Jake Gyllenhaal’s limited series Presumed Innocent is dropping on AppleTV+ on June 12 instead of June 14 as originally planned. The star, whose Road House reboot has brought mixed reviews on Amazon Prime, is embracing the small screen for the first time since his appearance on Homicide: Life on the Street in 1994.

Jake Gyllenhaal’s in ‘Presumed Innocent’

Presumed Innocent is being produced by David E. Kelley, J.J. Abrams’ Bad Robot, and Warner Bros. It is an adaptation of Scott Turow’s 1990 film in which Harrison Ford plays a lawyer doing double duty as an investigator looking for the murderer of his colleague.

These types of sexy thrillers were popular in the ’90s and usually contained twist endings.

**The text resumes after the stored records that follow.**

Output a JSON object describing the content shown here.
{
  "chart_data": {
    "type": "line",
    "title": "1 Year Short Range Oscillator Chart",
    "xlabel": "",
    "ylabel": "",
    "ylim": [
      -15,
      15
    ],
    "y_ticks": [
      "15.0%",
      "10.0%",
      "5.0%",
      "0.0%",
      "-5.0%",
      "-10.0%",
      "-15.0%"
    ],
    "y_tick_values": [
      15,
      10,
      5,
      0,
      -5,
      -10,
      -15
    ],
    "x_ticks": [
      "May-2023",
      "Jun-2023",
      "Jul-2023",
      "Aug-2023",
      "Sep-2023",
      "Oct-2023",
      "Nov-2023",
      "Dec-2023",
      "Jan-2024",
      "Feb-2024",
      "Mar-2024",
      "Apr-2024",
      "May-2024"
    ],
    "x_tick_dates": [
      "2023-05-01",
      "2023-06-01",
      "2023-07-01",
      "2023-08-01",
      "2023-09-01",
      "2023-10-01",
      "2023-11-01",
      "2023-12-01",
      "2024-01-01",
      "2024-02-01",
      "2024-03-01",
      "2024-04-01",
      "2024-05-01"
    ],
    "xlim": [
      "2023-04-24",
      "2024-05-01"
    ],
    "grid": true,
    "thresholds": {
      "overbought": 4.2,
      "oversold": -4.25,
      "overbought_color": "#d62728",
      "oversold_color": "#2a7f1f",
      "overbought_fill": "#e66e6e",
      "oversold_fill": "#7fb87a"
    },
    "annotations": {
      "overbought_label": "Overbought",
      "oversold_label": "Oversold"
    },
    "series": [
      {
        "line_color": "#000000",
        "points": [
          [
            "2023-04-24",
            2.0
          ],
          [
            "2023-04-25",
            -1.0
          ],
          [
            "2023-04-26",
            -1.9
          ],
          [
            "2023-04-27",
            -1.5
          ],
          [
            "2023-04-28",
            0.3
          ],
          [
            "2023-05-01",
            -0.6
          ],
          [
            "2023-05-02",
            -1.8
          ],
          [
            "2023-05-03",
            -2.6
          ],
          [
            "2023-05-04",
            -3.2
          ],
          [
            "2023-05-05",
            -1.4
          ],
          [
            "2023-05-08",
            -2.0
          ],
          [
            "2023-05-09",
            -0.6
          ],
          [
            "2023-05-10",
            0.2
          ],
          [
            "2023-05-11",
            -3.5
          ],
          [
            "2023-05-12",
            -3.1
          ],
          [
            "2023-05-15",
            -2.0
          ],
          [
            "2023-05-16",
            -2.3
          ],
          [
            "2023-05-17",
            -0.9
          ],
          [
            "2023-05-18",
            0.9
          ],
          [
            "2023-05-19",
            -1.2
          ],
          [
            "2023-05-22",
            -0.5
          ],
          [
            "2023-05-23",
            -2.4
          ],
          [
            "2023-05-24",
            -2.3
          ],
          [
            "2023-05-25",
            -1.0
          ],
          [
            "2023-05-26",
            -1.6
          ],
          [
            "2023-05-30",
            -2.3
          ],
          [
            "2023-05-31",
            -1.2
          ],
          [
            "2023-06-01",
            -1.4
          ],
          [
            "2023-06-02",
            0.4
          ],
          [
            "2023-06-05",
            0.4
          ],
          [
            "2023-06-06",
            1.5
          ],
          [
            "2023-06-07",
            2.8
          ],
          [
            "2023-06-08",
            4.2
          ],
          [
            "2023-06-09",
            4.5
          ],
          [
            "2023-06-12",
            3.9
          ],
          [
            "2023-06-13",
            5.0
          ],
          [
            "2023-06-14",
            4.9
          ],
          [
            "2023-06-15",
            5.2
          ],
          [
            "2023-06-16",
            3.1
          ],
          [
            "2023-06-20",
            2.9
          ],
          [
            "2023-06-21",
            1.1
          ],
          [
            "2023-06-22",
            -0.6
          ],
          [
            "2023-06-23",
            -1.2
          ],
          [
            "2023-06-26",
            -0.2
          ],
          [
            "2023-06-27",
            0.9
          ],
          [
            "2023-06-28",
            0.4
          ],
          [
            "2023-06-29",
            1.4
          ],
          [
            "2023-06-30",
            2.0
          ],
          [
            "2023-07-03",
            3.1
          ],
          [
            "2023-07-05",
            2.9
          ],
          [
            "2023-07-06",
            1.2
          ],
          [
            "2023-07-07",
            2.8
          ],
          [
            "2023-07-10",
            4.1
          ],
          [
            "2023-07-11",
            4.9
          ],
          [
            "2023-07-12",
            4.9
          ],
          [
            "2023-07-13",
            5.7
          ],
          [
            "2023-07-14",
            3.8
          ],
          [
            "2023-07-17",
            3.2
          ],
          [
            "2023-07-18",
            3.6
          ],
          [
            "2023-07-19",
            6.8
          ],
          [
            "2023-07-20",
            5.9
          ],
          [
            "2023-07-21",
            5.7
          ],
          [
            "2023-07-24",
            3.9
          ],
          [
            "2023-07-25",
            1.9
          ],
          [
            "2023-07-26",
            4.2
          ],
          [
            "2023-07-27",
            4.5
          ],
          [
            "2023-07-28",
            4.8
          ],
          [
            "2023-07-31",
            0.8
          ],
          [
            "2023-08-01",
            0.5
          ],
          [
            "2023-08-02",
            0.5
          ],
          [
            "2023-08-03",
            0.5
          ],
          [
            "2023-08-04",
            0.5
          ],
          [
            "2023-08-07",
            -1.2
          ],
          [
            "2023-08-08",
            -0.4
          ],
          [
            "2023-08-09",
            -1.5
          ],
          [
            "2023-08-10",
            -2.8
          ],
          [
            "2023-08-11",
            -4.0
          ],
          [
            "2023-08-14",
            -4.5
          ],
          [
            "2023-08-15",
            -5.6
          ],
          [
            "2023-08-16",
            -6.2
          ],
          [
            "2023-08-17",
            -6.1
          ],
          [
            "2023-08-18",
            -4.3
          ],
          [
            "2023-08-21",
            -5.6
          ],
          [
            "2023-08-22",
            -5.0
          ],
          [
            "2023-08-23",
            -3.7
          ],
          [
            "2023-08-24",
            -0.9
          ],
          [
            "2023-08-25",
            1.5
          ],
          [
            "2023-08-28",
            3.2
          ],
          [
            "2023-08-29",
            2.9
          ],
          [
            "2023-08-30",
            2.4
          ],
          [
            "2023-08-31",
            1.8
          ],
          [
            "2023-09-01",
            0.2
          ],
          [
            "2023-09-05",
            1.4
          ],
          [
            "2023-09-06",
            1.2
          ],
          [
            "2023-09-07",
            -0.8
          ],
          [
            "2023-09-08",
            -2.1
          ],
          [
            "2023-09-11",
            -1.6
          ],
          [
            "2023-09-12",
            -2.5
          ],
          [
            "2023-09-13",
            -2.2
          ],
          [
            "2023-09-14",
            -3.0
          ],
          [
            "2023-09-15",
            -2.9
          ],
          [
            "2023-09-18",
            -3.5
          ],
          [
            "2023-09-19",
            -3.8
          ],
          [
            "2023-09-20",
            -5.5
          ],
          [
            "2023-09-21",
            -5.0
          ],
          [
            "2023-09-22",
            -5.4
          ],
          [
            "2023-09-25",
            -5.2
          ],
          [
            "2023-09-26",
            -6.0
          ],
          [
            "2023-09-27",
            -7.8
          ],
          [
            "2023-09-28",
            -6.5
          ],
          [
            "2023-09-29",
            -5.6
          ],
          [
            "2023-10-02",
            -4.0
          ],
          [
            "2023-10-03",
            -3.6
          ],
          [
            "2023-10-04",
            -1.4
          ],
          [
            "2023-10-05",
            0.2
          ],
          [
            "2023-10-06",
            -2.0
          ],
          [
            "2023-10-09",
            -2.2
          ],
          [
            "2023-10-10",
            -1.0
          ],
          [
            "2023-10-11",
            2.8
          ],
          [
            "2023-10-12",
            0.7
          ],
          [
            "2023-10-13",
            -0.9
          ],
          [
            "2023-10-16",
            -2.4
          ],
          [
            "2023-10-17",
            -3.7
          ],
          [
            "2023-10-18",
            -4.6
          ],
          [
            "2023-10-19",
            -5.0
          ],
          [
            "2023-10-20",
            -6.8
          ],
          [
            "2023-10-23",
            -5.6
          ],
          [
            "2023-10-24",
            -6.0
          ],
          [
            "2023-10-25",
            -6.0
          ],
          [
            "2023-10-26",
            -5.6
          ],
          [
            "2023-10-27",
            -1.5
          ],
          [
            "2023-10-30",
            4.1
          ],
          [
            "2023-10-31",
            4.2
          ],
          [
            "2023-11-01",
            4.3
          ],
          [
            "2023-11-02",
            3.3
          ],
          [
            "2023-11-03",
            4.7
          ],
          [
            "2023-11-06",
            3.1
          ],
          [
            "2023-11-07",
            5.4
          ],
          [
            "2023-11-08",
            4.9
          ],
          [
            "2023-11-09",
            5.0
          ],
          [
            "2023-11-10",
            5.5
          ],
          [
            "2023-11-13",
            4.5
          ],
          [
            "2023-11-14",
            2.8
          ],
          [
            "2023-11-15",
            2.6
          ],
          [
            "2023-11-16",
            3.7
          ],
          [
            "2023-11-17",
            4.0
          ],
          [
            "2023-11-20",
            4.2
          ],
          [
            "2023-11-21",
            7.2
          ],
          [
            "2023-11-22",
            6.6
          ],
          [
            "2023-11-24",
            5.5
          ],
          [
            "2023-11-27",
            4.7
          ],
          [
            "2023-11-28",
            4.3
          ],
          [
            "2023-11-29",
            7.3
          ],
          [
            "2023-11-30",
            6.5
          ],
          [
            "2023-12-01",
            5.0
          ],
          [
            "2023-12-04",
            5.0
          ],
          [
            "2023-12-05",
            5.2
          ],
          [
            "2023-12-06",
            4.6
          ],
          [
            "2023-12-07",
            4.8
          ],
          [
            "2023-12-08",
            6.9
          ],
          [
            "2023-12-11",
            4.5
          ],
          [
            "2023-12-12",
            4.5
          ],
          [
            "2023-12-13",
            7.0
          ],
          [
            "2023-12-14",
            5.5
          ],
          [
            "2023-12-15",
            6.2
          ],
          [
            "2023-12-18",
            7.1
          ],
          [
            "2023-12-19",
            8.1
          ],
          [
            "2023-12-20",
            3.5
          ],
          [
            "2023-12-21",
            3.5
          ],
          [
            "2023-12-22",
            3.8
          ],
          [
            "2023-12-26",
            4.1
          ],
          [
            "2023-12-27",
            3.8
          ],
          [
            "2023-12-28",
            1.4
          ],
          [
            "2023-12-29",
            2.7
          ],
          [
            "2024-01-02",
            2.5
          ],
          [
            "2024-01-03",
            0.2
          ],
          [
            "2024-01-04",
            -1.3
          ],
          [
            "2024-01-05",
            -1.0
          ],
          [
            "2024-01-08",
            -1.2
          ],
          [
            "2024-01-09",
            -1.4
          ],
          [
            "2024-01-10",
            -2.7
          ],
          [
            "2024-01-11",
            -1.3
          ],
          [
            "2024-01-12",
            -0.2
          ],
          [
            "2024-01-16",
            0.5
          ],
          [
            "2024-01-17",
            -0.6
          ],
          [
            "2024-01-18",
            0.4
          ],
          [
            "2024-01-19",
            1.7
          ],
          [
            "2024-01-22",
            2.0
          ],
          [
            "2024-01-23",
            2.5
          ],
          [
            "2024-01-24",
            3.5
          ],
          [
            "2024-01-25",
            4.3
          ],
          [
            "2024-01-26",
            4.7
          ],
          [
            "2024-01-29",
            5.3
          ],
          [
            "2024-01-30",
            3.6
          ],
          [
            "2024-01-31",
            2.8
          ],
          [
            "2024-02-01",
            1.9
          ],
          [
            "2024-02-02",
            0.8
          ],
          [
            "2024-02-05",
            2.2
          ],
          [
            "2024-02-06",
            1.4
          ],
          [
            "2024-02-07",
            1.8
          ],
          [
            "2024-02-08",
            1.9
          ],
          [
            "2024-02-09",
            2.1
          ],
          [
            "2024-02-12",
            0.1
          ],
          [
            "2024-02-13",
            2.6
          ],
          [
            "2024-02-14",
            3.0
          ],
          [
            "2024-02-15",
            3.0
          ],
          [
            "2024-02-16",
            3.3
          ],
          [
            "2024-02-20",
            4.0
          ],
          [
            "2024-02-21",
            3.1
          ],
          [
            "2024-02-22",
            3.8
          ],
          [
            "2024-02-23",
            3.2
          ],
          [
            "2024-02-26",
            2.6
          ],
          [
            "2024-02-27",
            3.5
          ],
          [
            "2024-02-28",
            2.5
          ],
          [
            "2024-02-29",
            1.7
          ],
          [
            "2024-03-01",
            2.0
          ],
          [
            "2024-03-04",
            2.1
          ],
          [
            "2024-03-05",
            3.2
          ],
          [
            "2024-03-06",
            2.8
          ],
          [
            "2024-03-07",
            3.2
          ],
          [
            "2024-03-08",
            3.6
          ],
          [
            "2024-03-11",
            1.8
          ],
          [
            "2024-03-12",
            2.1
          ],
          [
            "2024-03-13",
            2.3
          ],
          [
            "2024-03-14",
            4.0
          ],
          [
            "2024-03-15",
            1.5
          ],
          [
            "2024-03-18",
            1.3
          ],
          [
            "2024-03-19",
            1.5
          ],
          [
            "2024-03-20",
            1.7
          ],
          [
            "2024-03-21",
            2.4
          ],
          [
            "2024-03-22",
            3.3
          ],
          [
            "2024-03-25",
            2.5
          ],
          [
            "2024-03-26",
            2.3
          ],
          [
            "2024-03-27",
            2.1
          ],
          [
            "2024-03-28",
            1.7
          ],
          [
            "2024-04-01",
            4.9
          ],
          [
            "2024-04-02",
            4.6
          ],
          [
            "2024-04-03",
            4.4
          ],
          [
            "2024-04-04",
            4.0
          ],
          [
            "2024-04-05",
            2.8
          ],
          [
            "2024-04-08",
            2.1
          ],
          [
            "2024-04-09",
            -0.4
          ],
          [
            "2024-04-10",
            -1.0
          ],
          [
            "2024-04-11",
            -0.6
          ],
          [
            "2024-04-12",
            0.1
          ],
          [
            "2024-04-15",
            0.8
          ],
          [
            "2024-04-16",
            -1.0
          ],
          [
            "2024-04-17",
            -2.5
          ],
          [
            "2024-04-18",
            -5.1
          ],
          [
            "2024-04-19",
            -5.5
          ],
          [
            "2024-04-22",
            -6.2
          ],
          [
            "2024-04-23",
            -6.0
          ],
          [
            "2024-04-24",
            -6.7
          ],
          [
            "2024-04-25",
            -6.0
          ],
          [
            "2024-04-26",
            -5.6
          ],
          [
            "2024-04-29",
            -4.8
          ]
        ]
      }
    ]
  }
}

Here’s the trailer for the original:

According to Deadline, Presumed Innocent doesn’t stray far from the source material: “…the Presumed Innocent series will explore obsession, sex, politics and the power and limits of love as the accused fights to hold his family and marriage together.”

Up next for Gyllenhaal is the Guy Ritchie action movie titled In the Grey scheduled for release in January 2025.

Presumed Innocent is an eight-episode limited series set to stream on AppleTV+ starting June 12.